# MIT License
#
# Copyright (C) The Adversarial Robustness Toolbox (ART) Authors 2018
#
# Permission is hereby granted, free of charge, to any person obtaining a copy of this software and associated
# documentation files (the "Software"), to deal in the Software without restriction, including without limitation the
# rights to use, copy, modify, merge, publish, distribute, sublicense, and/or sell copies of the Software, and to permit
# persons to whom the Software is furnished to do so, subject to the following conditions:
#
# The above copyright notice and this permission notice shall be included in all copies or substantial portions of the
# Software.
#
# THE SOFTWARE IS PROVIDED "AS IS", WITHOUT WARRANTY OF ANY KIND, EXPRESS OR IMPLIED, INCLUDING BUT NOT LIMITED TO THE
# WARRANTIES OF MERCHANTABILITY, FITNESS FOR A PARTICULAR PURPOSE AND NONINFRINGEMENT. IN NO EVENT SHALL THE
# AUTHORS OR COPYRIGHT HOLDERS BE LIABLE FOR ANY CLAIM, DAMAGES OR OTHER LIABILITY, WHETHER IN AN ACTION OF CONTRACT,
# TORT OR OTHERWISE, ARISING FROM, OUT OF OR IN CONNECTION WITH THE SOFTWARE OR THE USE OR OTHER DEALINGS IN THE
# SOFTWARE.
"""
This module implements the classifier `XGBoostClassifier` for XGBoost models.
"""
from __future__ import absolute_import, division, print_function, unicode_literals, annotations

from copy import deepcopy
import json
import logging
import os
import pickle
from typing import TYPE_CHECKING

import numpy as np

from art.estimators.classification.classifier import ClassifierDecisionTree
from art.utils import to_categorical
from art import config

if TYPE_CHECKING:

    import xgboost

    from art.utils import CLIP_VALUES_TYPE, PREPROCESSING_TYPE
    from art.defences.preprocessor import Preprocessor
    from art.defences.postprocessor import Postprocessor
    from art.metrics.verification_decisions_trees import LeafNode, Tree

logger = logging.getLogger(__name__)


class XGBoostClassifier(ClassifierDecisionTree):
    """
    Class for importing XGBoost models.
    """

    estimator_params = ClassifierDecisionTree.estimator_params + [
        "nb_features",
    ]

    def __init__(
        self,
        model: "xgboost.Booster" | "xgboost.XGBClassifier" | None = None,
        clip_values: "CLIP_VALUES_TYPE" | None = None,
        preprocessing_defences: "Preprocessor" | list["Preprocessor"] | None = None,
        postprocessing_defences: "Postprocessor" | list["Postprocessor"] | None = None,
        preprocessing: "PREPROCESSING_TYPE" = (0.0, 1.0),
        nb_features: int | None = None,
        nb_classes: int | None = None,
    ) -> None:
        """
        Create a `Classifier` instance from a XGBoost model.

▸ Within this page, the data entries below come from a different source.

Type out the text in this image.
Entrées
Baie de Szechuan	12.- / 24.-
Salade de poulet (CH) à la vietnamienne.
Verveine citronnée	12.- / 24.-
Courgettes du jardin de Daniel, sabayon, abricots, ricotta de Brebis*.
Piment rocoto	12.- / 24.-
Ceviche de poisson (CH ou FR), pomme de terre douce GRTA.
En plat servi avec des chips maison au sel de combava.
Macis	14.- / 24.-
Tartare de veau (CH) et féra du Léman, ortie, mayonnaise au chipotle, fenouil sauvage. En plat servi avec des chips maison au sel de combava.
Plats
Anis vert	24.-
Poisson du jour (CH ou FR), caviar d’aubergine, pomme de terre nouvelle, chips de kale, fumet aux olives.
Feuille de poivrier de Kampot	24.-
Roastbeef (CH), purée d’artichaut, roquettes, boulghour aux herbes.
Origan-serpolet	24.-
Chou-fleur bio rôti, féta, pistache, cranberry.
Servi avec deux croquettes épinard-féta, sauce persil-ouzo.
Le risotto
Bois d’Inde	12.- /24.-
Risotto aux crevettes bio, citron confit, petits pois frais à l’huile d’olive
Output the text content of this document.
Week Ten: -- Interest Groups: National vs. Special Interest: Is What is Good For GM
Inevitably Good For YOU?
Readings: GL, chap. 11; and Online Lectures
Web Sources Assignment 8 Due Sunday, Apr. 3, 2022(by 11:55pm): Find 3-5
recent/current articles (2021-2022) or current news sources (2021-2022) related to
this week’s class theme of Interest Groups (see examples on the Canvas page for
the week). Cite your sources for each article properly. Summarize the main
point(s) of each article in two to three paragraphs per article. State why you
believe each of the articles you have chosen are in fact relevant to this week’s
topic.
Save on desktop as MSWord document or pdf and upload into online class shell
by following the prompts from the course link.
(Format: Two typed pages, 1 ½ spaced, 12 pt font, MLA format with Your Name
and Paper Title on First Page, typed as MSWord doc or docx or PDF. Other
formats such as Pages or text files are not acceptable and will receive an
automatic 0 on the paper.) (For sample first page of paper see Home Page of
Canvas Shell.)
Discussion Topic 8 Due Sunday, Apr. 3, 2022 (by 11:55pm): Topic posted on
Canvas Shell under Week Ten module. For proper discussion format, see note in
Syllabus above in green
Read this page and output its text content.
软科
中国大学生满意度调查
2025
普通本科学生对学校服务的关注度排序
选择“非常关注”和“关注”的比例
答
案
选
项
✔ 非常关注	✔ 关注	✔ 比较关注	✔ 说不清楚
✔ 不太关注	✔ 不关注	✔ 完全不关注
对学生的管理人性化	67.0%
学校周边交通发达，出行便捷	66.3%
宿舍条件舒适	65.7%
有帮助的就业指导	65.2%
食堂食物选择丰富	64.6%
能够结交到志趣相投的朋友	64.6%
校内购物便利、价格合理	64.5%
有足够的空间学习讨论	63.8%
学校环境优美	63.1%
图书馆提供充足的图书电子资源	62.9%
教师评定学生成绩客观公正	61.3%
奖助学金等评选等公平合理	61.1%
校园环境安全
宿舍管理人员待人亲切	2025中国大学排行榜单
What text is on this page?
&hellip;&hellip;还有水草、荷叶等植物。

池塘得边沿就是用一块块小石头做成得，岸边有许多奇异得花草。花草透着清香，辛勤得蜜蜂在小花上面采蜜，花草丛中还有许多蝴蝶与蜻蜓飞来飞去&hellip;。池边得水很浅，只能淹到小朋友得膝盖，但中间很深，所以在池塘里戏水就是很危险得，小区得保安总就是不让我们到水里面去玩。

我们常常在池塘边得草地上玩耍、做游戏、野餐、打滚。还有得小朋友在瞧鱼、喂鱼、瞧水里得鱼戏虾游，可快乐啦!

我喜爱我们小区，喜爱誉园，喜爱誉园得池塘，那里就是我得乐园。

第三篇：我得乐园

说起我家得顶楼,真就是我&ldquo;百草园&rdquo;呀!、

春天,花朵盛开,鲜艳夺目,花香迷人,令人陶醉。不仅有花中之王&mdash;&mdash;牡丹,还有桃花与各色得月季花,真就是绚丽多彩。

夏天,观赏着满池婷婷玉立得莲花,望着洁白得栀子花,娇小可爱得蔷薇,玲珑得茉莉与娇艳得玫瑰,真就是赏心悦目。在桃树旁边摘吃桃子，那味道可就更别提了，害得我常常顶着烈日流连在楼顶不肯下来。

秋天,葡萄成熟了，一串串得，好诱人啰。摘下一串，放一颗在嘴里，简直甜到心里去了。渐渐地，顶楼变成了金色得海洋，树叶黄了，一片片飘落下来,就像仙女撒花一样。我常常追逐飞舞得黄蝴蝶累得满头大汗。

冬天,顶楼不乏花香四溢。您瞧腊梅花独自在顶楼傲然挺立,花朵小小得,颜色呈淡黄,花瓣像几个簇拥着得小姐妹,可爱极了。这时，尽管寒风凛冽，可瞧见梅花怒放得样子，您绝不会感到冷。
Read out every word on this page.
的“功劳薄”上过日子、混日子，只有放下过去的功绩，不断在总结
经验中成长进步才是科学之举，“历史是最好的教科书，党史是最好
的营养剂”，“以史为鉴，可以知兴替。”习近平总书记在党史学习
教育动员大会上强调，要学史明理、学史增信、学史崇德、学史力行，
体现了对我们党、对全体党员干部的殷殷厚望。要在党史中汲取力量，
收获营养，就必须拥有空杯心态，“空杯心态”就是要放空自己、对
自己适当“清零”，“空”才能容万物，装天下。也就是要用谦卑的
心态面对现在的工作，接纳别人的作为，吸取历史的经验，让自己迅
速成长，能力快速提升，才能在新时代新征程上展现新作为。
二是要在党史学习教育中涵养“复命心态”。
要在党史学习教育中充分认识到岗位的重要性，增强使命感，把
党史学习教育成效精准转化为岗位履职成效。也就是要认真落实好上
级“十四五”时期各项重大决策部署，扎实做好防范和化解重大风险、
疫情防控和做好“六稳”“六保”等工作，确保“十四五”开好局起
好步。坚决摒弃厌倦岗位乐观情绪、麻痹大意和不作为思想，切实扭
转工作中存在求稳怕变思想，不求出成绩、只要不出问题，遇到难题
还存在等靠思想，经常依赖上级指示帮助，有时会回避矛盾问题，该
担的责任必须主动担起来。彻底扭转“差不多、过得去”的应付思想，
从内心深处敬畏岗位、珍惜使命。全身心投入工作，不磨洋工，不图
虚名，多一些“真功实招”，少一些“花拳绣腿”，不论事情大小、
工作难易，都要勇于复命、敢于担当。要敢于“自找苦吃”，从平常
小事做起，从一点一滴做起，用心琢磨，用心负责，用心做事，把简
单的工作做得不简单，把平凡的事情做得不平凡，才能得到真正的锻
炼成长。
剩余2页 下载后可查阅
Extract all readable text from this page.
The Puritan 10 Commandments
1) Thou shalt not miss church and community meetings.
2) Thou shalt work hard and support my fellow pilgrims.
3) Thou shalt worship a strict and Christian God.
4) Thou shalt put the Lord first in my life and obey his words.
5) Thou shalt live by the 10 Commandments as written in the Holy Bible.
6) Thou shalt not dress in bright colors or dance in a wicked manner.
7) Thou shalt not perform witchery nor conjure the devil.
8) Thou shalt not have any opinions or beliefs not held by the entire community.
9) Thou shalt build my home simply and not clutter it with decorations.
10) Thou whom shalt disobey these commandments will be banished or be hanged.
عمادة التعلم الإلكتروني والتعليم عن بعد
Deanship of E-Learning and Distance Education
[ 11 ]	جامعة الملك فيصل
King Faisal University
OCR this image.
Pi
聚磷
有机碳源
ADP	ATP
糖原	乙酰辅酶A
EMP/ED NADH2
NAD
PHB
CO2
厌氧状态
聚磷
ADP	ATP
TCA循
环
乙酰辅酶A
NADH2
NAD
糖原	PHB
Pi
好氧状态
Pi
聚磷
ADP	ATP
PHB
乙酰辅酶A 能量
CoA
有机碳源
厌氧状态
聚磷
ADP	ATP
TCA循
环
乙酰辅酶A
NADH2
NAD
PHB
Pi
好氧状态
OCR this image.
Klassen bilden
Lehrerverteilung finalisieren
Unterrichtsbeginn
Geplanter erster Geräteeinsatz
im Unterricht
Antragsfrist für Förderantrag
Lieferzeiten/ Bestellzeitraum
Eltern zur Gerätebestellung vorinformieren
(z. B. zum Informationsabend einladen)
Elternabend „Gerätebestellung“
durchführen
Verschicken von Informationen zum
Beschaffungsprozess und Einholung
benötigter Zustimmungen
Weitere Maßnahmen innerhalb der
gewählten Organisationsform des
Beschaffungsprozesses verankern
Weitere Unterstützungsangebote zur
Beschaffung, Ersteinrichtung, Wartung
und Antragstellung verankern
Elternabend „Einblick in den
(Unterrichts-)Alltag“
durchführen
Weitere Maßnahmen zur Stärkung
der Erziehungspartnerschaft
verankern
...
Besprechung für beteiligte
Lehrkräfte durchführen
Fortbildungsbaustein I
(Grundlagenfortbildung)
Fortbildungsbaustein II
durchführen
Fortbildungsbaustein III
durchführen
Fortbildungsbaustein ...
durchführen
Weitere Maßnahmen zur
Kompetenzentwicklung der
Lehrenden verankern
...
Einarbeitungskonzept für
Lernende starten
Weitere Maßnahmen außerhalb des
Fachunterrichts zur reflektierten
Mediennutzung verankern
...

        :param model: XGBoost model.
        :param clip_values: Tuple of the form `(min, max)` representing the minimum and maximum values allowed
               for features.
        :param preprocessing_defences: Preprocessing defence(s) to be applied by the classifier.
        :param postprocessing_defences: Postprocessing defence(s) to be applied by the classifier.
        :param preprocessing: Tuple of the form `(subtrahend, divisor)` of floats or `np.ndarray` of values to be
               used for data preprocessing. The first value will be subtracted from the input. The input will then
               be divided by the second one.
        :param nb_features: The number of features in the training data. Only used if it cannot be extracted from
                             model.
        :param nb_classes: The number of classes in the training data. Only used if it cannot be extracted from model.
        """
        from xgboost import Booster, XGBClassifier

        if not isinstance(model, Booster) and not isinstance(model, XGBClassifier):
            raise TypeError("Model must be of type xgboost.Booster or xgboost.XGBClassifier.")

        super().__init__(
            model=model,
            clip_values=clip_values,
            preprocessing_defences=preprocessing_defences,
            postprocessing_defences=postprocessing_defences,
            preprocessing=preprocessing,
        )
        self._input_shape = (nb_features,)
        _nb_classes = self._get_nb_classes(nb_classes)
        if _nb_classes is not None:
            self._nb_classes = _nb_classes

    @property
    def input_shape(self) -> tuple[int, ...]:
        """
        Return the shape of one input sample.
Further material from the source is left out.